I'd like to be able to start a program and be able to pass commands to it, by typing it into my program, having it execute in the terminal, and having output passed back to me.

Example: I type: "locate gnome" and the output of that command goes into a string back in my program.

duff
April 7th, 2007, 11:30 AM
The popen function would be the easiest way.

qpwoeiruty
April 10th, 2007, 12:38 AM
Thanks! Is there a way to continue entering commands into the pipe or is there a more powerful way to do this? I need the output to not go to the screen at all but to a string or something so that I can parse it eventually.



pid_t pid;
switch(pid = fork()) {
case 0:
pclose(popen("totem file","w"));
//need to write more to console (like totem --pause, etc)
break;
default:
//rest of program
}

j_g
April 10th, 2007, 03:03 AM
There are a few ways of passing data between programs (ie, processes).

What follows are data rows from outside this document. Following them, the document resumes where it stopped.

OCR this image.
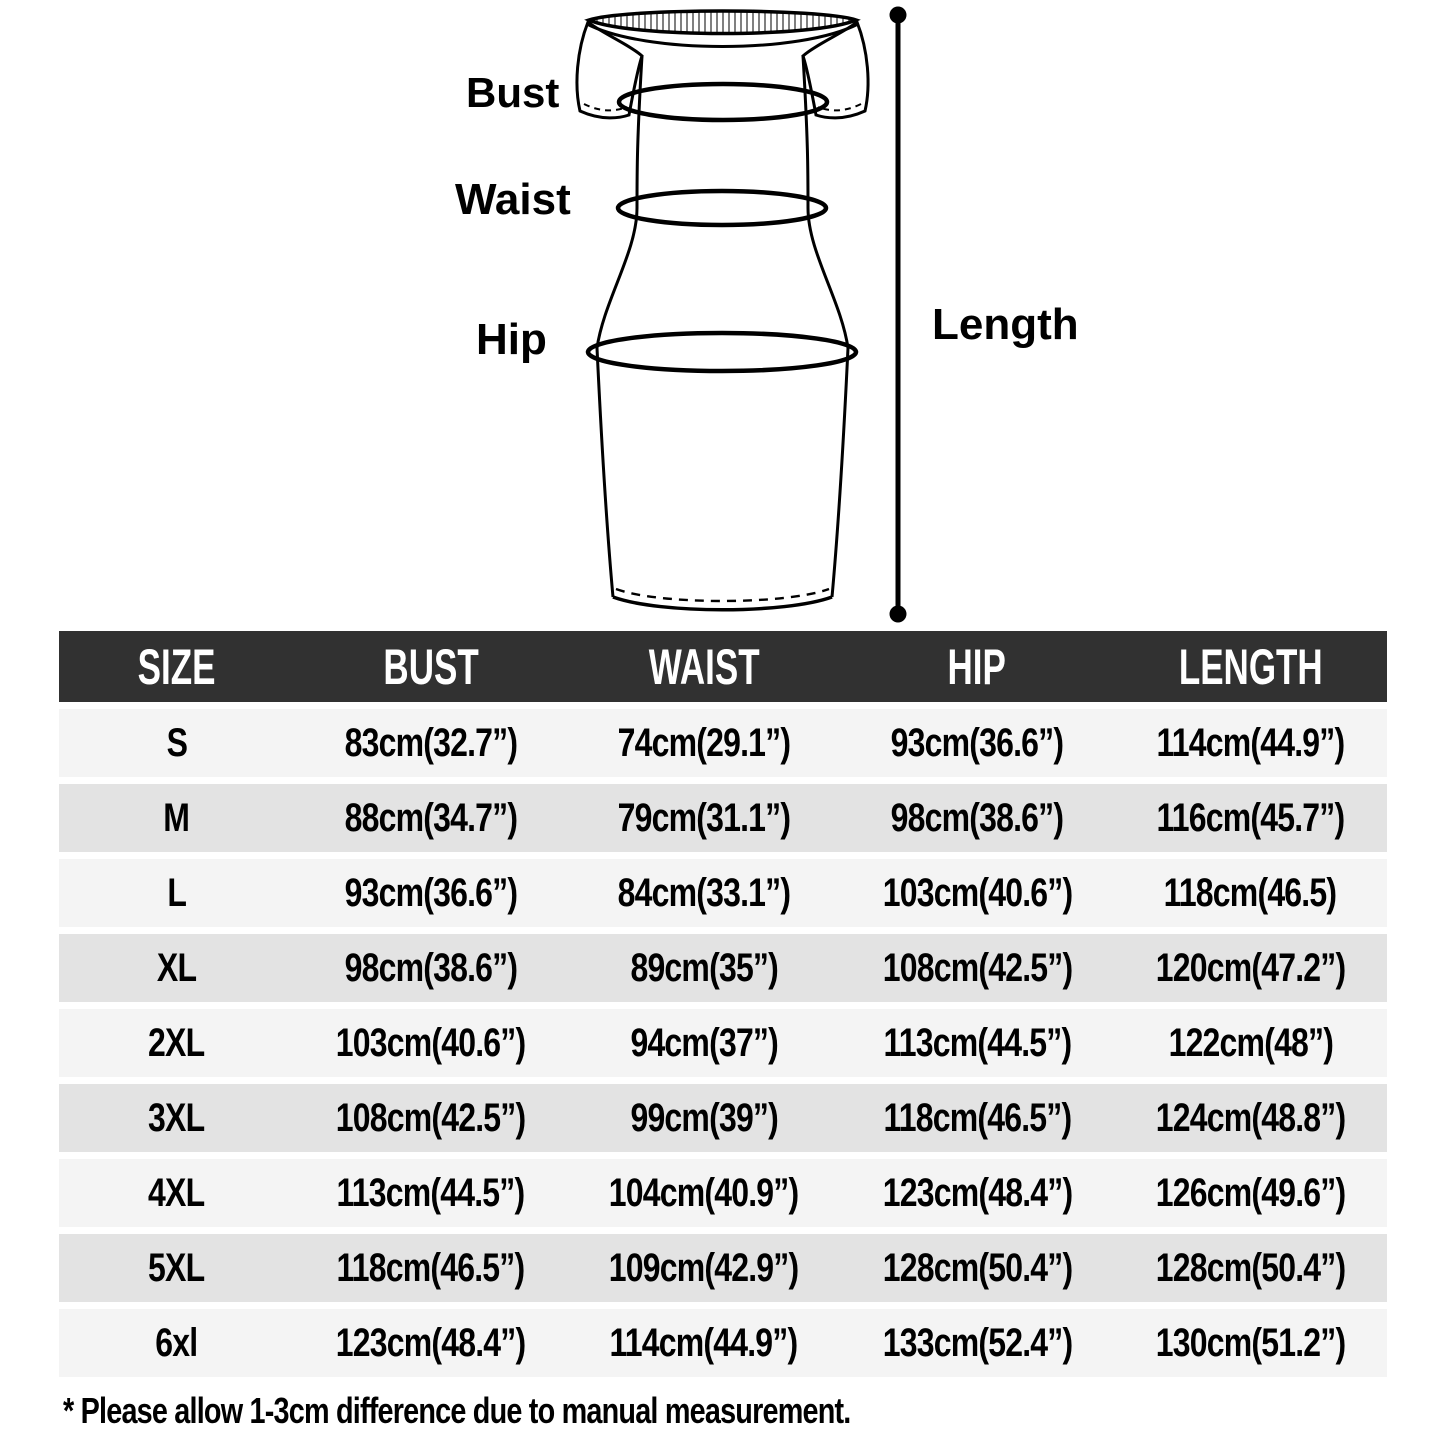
Bust
Waist
Hip	Length
SIZE	BUST	WAIST	HIP	LENGTH
S	83cm(32.7”)	74cm(29.1”)	93cm(36.6”) 114cm(44.9”)
M	88cm(34.7”)	79cm(31.1”)	98cm(38.6”) 116cm(45.7”)
L	93cm(36.6”)	84cm(33.1”) 103cm(40.6”) 118cm(46.5)
XL	98cm(38.6”)	89cm(35”)	108cm(42.5”) 120cm(47.2”)
2XL	103cm(40.6”)	94cm(37”)	113cm(44.5”) 122cm(48”)
3XL	108cm(42.5”)	99cm(39”)	118cm(46.5”) 124cm(48.8”)
4XL	113cm(44.5”) 104cm(40.9”) 123cm(48.4”) 126cm(49.6”)
5XL	118cm(46.5”) 109cm(42.9”) 128cm(50.4”) 128cm(50.4”)
6xl	123cm(48.4”) 114cm(44.9”) 133cm(52.4”) 130cm(51.2”)
* Please allow 1-3cm difference due to manual measurement.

The fastest way is to put that data in shared memory (which each process can access). Use shmget() to allocate some shared memory (and also to get access to it within each process). Use shmat() to map the memory into each process. This is similiar to Windows APIs CreateFileMapping and MapViewOfFile, respectively. You may also need to use some signals to synchronize access to the shared memory, if both processes access it simultaneously, or to alert another process that you want it to read the data that you just wrote into the shared memory.

Another way is with message queues. Not as fast as the above, but it does relieve you of dealing with synchronization. One caveat: Each message can transfer no more than 4,056 bytes of data.

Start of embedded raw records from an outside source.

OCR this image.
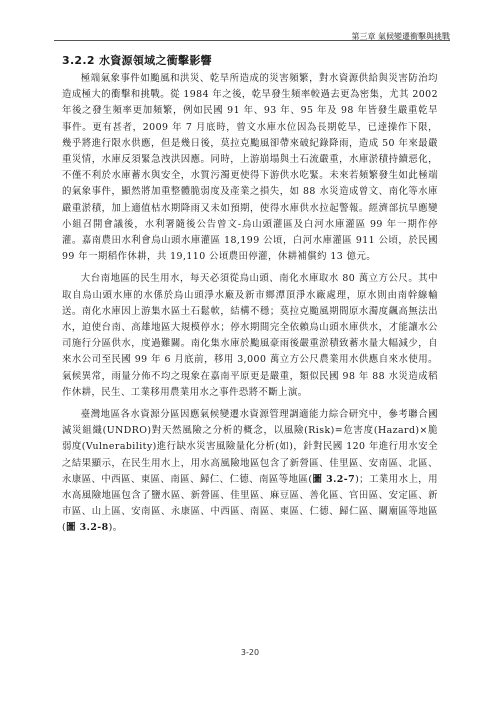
第三章 氣候變遷衝擊與挑戰
3.2.2 水資源領域之衝擊影響

極端氣象事件如颱風和洪災、乾旱所造成的災害頻繁，對水資源供給與災害防治均造成極大的衝擊和挑戰。從 1984 年之後，乾旱發生頻率較過去更為密集，尤其 2002 年後之發生頻率更加頻繁，例如民國 91 年、93 年、95 年及 98 年皆發生嚴重乾旱事件。更有甚者，2009 年 7 月底時，曾文水庫水位因為長期乾旱，已達操作下限，幾乎將進行限水供應，但是幾日後，莫拉克颱風卻帶來破紀錄降雨，造成 50 年來最嚴重災情，水庫反須緊急洩洪因應。同時，上游崩塌與土石流嚴重，水庫淤積持續惡化，不僅不利於水庫蓄水與安全，水質污濁更使得下游供水吃緊。未來若頻繁發生如此極端的氣象事件，顯然將加重整體脆弱度及產業之損失，如 88 水災造成曾文、南化等水庫嚴重淤積，加上適值枯水期降雨又未如預期，使得水庫供水拉起警報。經濟部抗旱應變小組召開會議後，水利署隨後公告曾文-烏山頭灌區及白河水庫灌區 99 年一期作停灌。嘉南農田水利會烏山頭水庫灌區 18,199 公頃，白河水庫灌區 911 公頃，於民國 99 年一期稻作休耕，共 19,110 公頃農田停灌，休耕補償約 13 億元。

大台南地區的民生用水，每天必須從烏山頭、南化水庫取水 80 萬立方公尺。其中取自烏山頭水庫的水係於烏山頭淨水廠及新市鄉潭頂淨水廠處理，原水則由南幹線輸送。南化水庫因上游集水區土石鬆軟，結構不穩；莫拉克颱風期間原水濁度飆高無法出水，迫使台南、高雄地區大規模停水；停水期間完全依賴烏山頭水庫供水，才能讓水公司施行分區供水，度過難關。南化集水庫於颱風豪雨後嚴重淤積致蓄水量大幅減少，自來水公司至民國 99 年 6 月底前，移用 3,000 萬立方公尺農業用水供應自來水使用。氣候異常，雨量分佈不均之現象在嘉南平原更是嚴重，類似民國 98 年 88 水災造成稻作休耕，民生、工業移用農業用水之事件恐將不斷上演。

臺灣地區各水資源分區因應氣候變遷水資源管理調適能力綜合研究中，參考聯合國減災組織(UNDRO)對天然風險之分析的概念，以風險(Risk)=危害度(Hazard)×脆弱度(Vulnerability)進行缺水災害風險量化分析(如)，針對民國 120 年進行用水安全之結果顯示，在民生用水上，用水高風險地區包含了新營區、佳里區、安南區、北區、永康區、中西區、東區、南區、歸仁、仁德、南區等地區(圖 3.2-7)；工業用水上，用水高風險地區包含了鹽水區、新營區、佳里區、麻豆區、善化區、官田區、安定區、新市區、山上區、安南區、永康區、中西區、南區、東區、仁德、歸仁區、關廟區等地區(圖 3.2-8)。

3-20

Another way is with pipes. This is slower than shared memory, and often involves busy-wait polling if you want the process to be abortable.

If the processes are running on different machines then you may have to resort to something like the sockets library, Corba (ack), or Bonomo.

Go to google and type in "linux interprocess communication" to read numerous articles on the above.

slavik
April 10th, 2007, 03:40 AM
global variables and mutex (between threads)
shared memmory and semaphores (between processes)
pipes (between processes)
sockets (between processes, possibly over network)

qpwoeiruty
April 10th, 2007, 03:51 AM
Wow. TYVM, both of you! I couldn't figure out what to search for. Now I've got some reading to do :)

As it looks so far, difficulty wise, message queues seem the easiest to start with (if I can figure out how to make it do what I want that is ;)), although I'm not up to the section on shared memory yet.

Again, TYVM for the informative posts. I appreciate it and it really helps.

slavik
April 10th, 2007, 03:58 AM
threads are the easiest IMO ... but if you need to call another program, it's not an answer (same with pretty much everything except pipes)

pipes is the only thing which will work universally (as long as the program you need can read from stdin and write to stdout).